Who Has the Power
Pride Month celebrations peak Sunday with big parades in New York, San Francisco and some other cities on the 57th anniversary of the 1969 Stonewall uprising, even as President Donald Trump works to roll back transgender rights and diversity, equity and inclusion initiatives. The Republican’s administration removed a rainbow Pride flag from the Stonewall National Monument earlier this year, then ultimately relented amid a lawsuit.
That is the backdrop for a day meant to mark resistance to police power and the long afterlife of state control. The NYC Pride March and the San Francisco Pride Parade are setting out to further their legacies as some of the world’s largest and oldest such celebrations, but the political machinery surrounding them is busy trying to narrow what can be seen, said, and defended.
“As LGBTQIA+ events and symbols are being erased, it’s vital that our community have safe spaces to show up and march to make clear: We are here,” Chris Piedmont, a spokesperson for New York parade organizers Heritage of Pride, said in a statement Friday. “We will not be erased.”
What People Built for Themselves
Pride events often mix celebration and calls to action, reflecting the political winds, cultural climate and news around LGBTQ+ rights. This month’s parades and festivals around the U.S. have unfolded as the Trump administration pushes its rollback agenda, while communities continue to gather in public anyway, refusing to let official hostility define the whole field.
Both the NYC Pride March and the San Francisco Pride Parade trace their roots to events held in 1970 to commemorate the Stonewall rebellion on June 28, 1969, when patrons of a New York gay bar called the Stonewall Inn resisted a police raid and ended up kindling a wave of activism. The Stonewall Inn still is a bar; the Stonewall monument centers on a small park across the street, about half a mile (about 0.8 km) from the Pride March route at its closest point.
Also set for Sunday in Manhattan is the newer Queer Liberation March, founded by activists who saw the Pride March as too corporate and official. That split says plenty about the difference between a movement built from below and a parade culture that can drift toward managed respectability, even while the original memory remains rooted in resistance to a raid.
The Institutions and Their Limits
This year, some transgender rights activists also pressured Pride organizers to bar some New York City hospitals’ contingents from marching because the institutions announced in recent months that they would stop providing transgender youth treatments. The cutoff came amid funding threats from the Trump administration, and at least some of the hospitals also got federal Justice Department subpoenas for transgender patients’ medical records. A judge has temporarily blocked the document demand.
Heritage of Pride said it has been talking with the hospitals about the issue. The group also noted the parade contingents are organized by LGBTQ+ employee groups, not by the top administrators responsible for decisions about care.
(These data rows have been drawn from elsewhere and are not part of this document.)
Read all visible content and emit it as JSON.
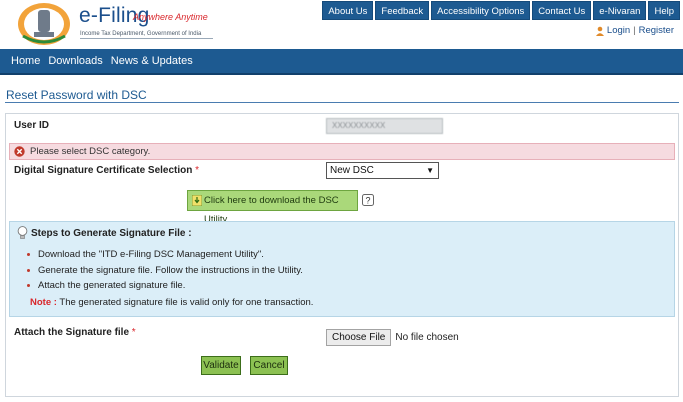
{
  "header": {
    "brand_title": "e-Filing",
    "brand_tagline": "Anywhere Anytime",
    "brand_subtitle": "Income Tax Department, Government of India",
    "top_nav": [
      "About Us",
      "Feedback",
      "Accessibility Options",
      "Contact Us",
      "e-Nivaran",
      "Help"
    ],
    "login_label": "Login",
    "auth_separator": "|",
    "register_label": "Register"
  },
  "main_nav": [
    "Home",
    "Downloads",
    "News & Updates"
  ],
  "form": {
    "title": "Reset Password with DSC",
    "user_id_label": "User ID",
    "user_id_value": "XXXXXXXXXX",
    "error_message": "Please select DSC category.",
    "dsc_selection_label": "Digital Signature Certificate Selection",
    "required_mark": "*",
    "dsc_selected": "New DSC",
    "download_button": "Click here to download the DSC Utility",
    "steps_title": "Steps to Generate Signature File :",
    "steps": [
      "Download the \"ITD e-Filing DSC Management Utility\".",
      "Generate the signature file. Follow the instructions in the Utility.",
      "Attach the generated signature file."
    ],
    "note_label": "Note :",
    "note_text": "The generated signature file is valid only for one transaction.",
    "attach_label": "Attach the Signature file",
    "choose_file_button": "Choose File",
    "no_file_text": "No file chosen",
    "validate_button": "Validate",
    "cancel_button": "Cancel"
  },
  "colors": {
    "nav_blue": "#1d5a91",
    "error_bg": "#f6dbe0",
    "info_bg": "#dbeef8",
    "button_green": "#8cc152",
    "accent_red": "#d9262b"
  },
  "icons": [
    "emblem-logo",
    "user-icon",
    "error-icon",
    "download-icon",
    "help-icon",
    "bulb-icon",
    "select-caret-icon"
  ]
}
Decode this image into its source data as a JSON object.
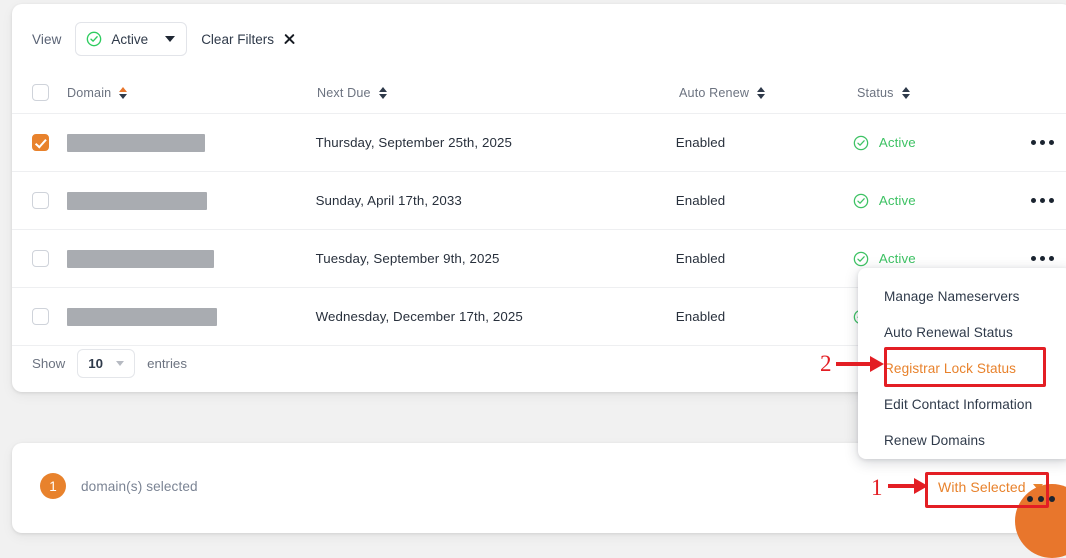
{
  "filters": {
    "view_label": "View",
    "active_filter": "Active",
    "clear_filters": "Clear Filters"
  },
  "table": {
    "columns": [
      {
        "label": "Domain",
        "sorted": true
      },
      {
        "label": "Next Due",
        "sorted": false
      },
      {
        "label": "Auto Renew",
        "sorted": false
      },
      {
        "label": "Status",
        "sorted": false
      }
    ],
    "rows": [
      {
        "checked": true,
        "domain_width": 138,
        "next_due": "Thursday, September 25th, 2025",
        "auto_renew": "Enabled",
        "status": "Active"
      },
      {
        "checked": false,
        "domain_width": 140,
        "next_due": "Sunday, April 17th, 2033",
        "auto_renew": "Enabled",
        "status": "Active"
      },
      {
        "checked": false,
        "domain_width": 147,
        "next_due": "Tuesday, September 9th, 2025",
        "auto_renew": "Enabled",
        "status": "Active"
      },
      {
        "checked": false,
        "domain_width": 150,
        "next_due": "Wednesday, December 17th, 2025",
        "auto_renew": "Enabled",
        "status": "Active"
      }
    ]
  },
  "footer": {
    "show_label": "Show",
    "entries_value": "10",
    "entries_label": "entries"
  },
  "selection": {
    "count": "1",
    "text": "domain(s) selected",
    "with_selected_label": "With Selected"
  },
  "dropdown": {
    "items": [
      {
        "label": "Manage Nameservers",
        "highlighted": false
      },
      {
        "label": "Auto Renewal Status",
        "highlighted": false
      },
      {
        "label": "Registrar Lock Status",
        "highlighted": true
      },
      {
        "label": "Edit Contact Information",
        "highlighted": false
      },
      {
        "label": "Renew Domains",
        "highlighted": false
      }
    ]
  },
  "annotations": {
    "step_one": "1",
    "step_two": "2"
  },
  "colors": {
    "accent_orange": "#e8822c",
    "status_green": "#3ec264",
    "annotation_red": "#e31e24",
    "page_background": "#f1f1f1"
  }
}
That detail matters: the people in the scrubs and staff shirts are not the ones making the cuts, but they are the ones asked to march under the banner of institutions that answer upward to administrators, funders, and federal pressure.
Meanwhile, multiple Republican governors have promulgated conservative-friendly designations for June, such as “Nuclear Family Month,” sometimes openly describing them as a counter to Pride. Other prominent Republican politicians, including Vice President JD Vance, criticized Major League Baseball’s response to some San Francisco Giants players who added Bible verses to the rainbow-themed Pride Night caps they were issued. The culture-war theater keeps rolling, with officials and politicians trying to discipline public symbols while ordinary people are told to treat that as normal civic life.
Other cities with Pride parades Sunday include Seattle, where a World Cup soccer match Friday took on a Pride dimension after the countries whose teams involved — Iran and Egypt — tried unsuccessfully to get the celebrations canceled. Even there, the attempt to shut down celebration ran into public refusal.
The marches in New York and San Francisco are not happening in a vacuum. They are unfolding under pressure from the top, in a season when state power, institutional caution, and political backlash all converge on the same target: people insisting on showing up together anyway.